What every programmer should know about memory, Part 1
What every programmer should know about memory, Part 1
Posted Sep 28, 2007 15:56 UTC (Fri) by pm101 (guest, #3011)In reply to: What every programmer should know about memory, Part 1 by k8to
Parent article: What every programmer should know about memory, Part 1
Personally, I think it is useful to have a reasonable knowledge one level of abstraction down, and one level of abstraction up. There are a number of reasons for this:
- You can often find optimizations that cross abstraction barriers. It is difficult to predict what you'll need to know to do this, so you really need to have a deep understanding of both layers. In some cases, you can also influence the hardware design.
- You can predict how the technology may evolve.
- You gain intellectual depth.
Indeed, in many cases, I may even be able to influence underlying technologies. If I am aware of the circuit requirements of memory refresh, I can design code that explicitly leaves time for the refresh, while giving good bandwidth and latency when the memory is actually accessed. If something is a good idea, and a major OS or runtime can take advantage of it, you can bet that hardware designers somewhere will add support for it.

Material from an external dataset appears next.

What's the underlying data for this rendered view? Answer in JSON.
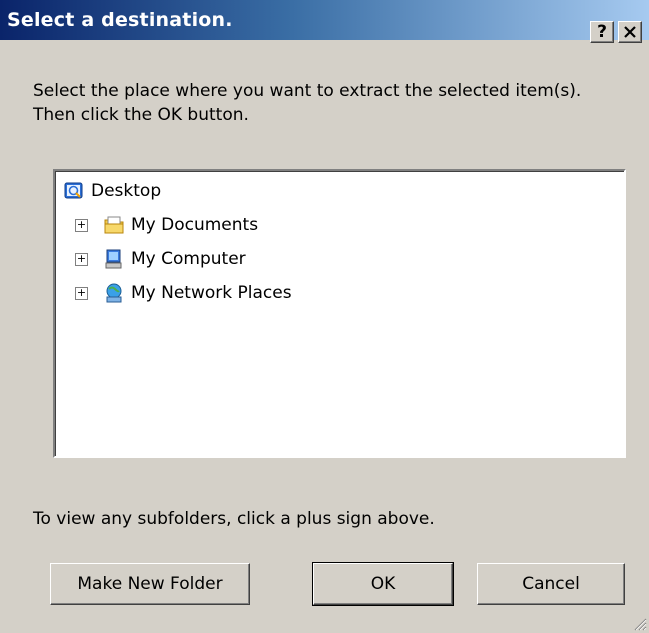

The major reason most CPUs only have 2-4 cores today, and didn't have multiple cores a while ago, was that software could not take advantage of them. Right now, optimum performance comes from about 64 cores at 700MHz each (the Tilera processor), but it can only be used in esoteric applications because software designers a decade ago were not aware of where the hardware is headed, and did not design applications, languages, or run-times in a parallelism-friendly way (programmer-friendly parallelism is only starting to happen today with languages like Fortress).